The former MP for Wycombe Steve Baker has ruled out returning to frontline politics except in the most “extraordinary circumstances” as he admits: "people hate my guts."
Mr Baker – previously Northern Ireland minister and a hardline Brexiteer – said it would have to be a big enough role for him to go back into government, describing his time as MP for Wycombe as being “shocking from one end to the other”.
Having lost his seat to Labour in the general election, Mr Baker quit politics and is now returning to the commercial sector with aims to channel his experience of “living in the teeth of ferocious disagreements” into the corporate world.
He has teamed up with London School of Economics professor and author Paul Dolan to launch a new consultancy aiming to help firms navigate the challenges of groupthink and “beliefism” – those who are intolerant of people or perspectives that differ from their own.
Mr Baker said: “Hundreds of thousands of people hate my guts over one issue or another and I am accustomed to it.
“But when organisations face groupthink and beliefism, trouble can follow, innovation and productivity fall and competitiveness suffers.”

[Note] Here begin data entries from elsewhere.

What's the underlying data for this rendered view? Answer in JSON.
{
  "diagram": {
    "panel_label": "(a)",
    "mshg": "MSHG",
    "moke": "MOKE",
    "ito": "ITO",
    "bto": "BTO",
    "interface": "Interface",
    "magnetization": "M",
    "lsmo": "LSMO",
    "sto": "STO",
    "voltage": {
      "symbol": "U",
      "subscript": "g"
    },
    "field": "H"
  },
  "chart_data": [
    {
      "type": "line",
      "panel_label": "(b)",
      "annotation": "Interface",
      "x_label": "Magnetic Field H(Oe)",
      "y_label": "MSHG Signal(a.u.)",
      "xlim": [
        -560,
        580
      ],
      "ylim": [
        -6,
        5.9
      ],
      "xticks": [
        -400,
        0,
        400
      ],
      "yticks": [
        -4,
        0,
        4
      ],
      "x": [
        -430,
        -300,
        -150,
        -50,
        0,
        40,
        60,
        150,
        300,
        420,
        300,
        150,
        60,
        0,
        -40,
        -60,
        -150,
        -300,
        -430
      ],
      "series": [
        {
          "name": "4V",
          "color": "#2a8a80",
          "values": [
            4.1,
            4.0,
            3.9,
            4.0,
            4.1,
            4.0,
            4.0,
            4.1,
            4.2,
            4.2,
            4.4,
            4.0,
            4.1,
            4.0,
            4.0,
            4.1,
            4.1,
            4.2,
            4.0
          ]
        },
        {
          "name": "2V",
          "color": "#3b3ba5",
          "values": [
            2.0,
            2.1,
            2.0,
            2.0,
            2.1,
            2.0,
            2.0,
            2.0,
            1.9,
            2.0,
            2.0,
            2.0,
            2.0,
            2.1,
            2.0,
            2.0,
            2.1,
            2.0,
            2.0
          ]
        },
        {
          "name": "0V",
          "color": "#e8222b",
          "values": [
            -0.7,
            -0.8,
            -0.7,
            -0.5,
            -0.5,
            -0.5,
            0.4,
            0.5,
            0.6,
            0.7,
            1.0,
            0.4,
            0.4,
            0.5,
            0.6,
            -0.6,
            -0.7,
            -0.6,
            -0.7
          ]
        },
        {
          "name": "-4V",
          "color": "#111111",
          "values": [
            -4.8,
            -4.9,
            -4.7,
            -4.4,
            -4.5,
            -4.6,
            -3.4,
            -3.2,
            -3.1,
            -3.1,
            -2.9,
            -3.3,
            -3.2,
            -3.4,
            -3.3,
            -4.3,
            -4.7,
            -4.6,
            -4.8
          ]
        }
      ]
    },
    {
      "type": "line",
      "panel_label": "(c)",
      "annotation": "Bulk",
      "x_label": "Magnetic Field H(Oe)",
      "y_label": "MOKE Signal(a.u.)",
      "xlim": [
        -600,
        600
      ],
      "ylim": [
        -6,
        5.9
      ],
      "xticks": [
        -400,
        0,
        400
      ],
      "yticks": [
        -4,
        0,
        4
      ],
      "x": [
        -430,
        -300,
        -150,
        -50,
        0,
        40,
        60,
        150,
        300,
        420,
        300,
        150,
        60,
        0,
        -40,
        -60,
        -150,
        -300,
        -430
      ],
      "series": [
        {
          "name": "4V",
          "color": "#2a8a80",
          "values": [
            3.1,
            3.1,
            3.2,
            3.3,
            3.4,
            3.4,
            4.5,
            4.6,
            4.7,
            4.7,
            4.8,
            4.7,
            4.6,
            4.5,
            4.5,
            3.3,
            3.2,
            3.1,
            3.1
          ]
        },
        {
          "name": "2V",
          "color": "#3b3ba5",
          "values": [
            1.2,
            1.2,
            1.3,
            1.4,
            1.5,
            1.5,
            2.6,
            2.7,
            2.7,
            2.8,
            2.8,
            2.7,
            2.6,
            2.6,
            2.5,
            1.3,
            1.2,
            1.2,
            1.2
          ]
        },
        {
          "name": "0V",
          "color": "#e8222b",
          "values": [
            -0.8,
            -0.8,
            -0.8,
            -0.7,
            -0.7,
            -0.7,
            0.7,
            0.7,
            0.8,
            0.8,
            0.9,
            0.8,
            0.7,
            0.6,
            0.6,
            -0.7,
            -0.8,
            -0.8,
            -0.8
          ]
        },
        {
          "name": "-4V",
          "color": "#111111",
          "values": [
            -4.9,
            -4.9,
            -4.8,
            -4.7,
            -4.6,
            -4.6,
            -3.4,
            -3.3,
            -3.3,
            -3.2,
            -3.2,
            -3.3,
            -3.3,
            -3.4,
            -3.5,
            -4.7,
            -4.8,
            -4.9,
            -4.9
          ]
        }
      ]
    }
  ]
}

Mr Baker tested the water on beliefism at the recent Conservative party conference and said when he mentioned it “the room stopped and wrote it down”.
His appearance at the conference led to questions over whether he was planning a return to politics – something Mr Baker strongly denies.
“For me to return to elected office would require the most extraordinary circumstances,” he told the PA news agency.
“Even if a Prime Minister, or rather a leader of the opposition, said to me: ‘We think we’re gonna win this one, Steve, we want you in the cabinet’, after everything I’ve done, quite honestly, I’d be asking: ‘Which job?’
“Because I wouldn’t go back to all the trouble of being elected for one of the smaller cabinet jobs, as honouring as that would be.”
For now, he is concentrating on using his experiences to help businesses.
Through their new firm, called The Provocation People, Mr Baker and Mr Dolan plan to help firms to feel empowered to embrace differences in opinion, and even hostility.
Mr Baker said: “I’ve spent 14 years living in the teeth of ferocious disagreements and I’ve always tried to disagree in a civil fashion.
“It’s been naturally in my character to kind of try and get on with people even where I disagree with them. I don’t want animosity.”
As well as his hardline stance in support of Brexit, Mr Baker also courted controversy with his fierce opposition to repeated Covid lockdowns at the height of the pandemic.
He said beliefism was “very evident” during those years.
“Before you know it, they’re calling me a denier and I’m the embodiment of evil.”
He said those years in the spotlight as a minister took their toll on his mental health, which is a topic he has talked about openly.
“Almost every aspect of being a politician shocked me,” he told PA.
“Everything from the sheer volume of work that goes through Parliament to the way that people talk to their representatives. It was just shocking from one end to the other.”
“I am an introvert who doesn’t much like conflict,” he insisted.
“I prefer to get along with everyone.”
He is hoping to use his experience and Mr Nolan’s expertise on behavioural science to bring harmony to firms facing hostility.
“That will be a prize for me personally worth winning after a very bruising 14 years in which I’ve talked about the depths of mental health issues, which I suffered as a result.
“I would like to make the world a better place and I think I’m better off doing that with Paul (Dolan) than I am going back into politics.”
They hope that through their advice, firms can tackle groupthink to drive innovation and productivity and ultimately boost profits.
Mr Dolan said: “There isn’t a single company that isn’t subject to the vagaries of groupthink, and if we’re going to get ourselves out of the productivity puzzle… then we need to be truly celebratory of different perspectives.”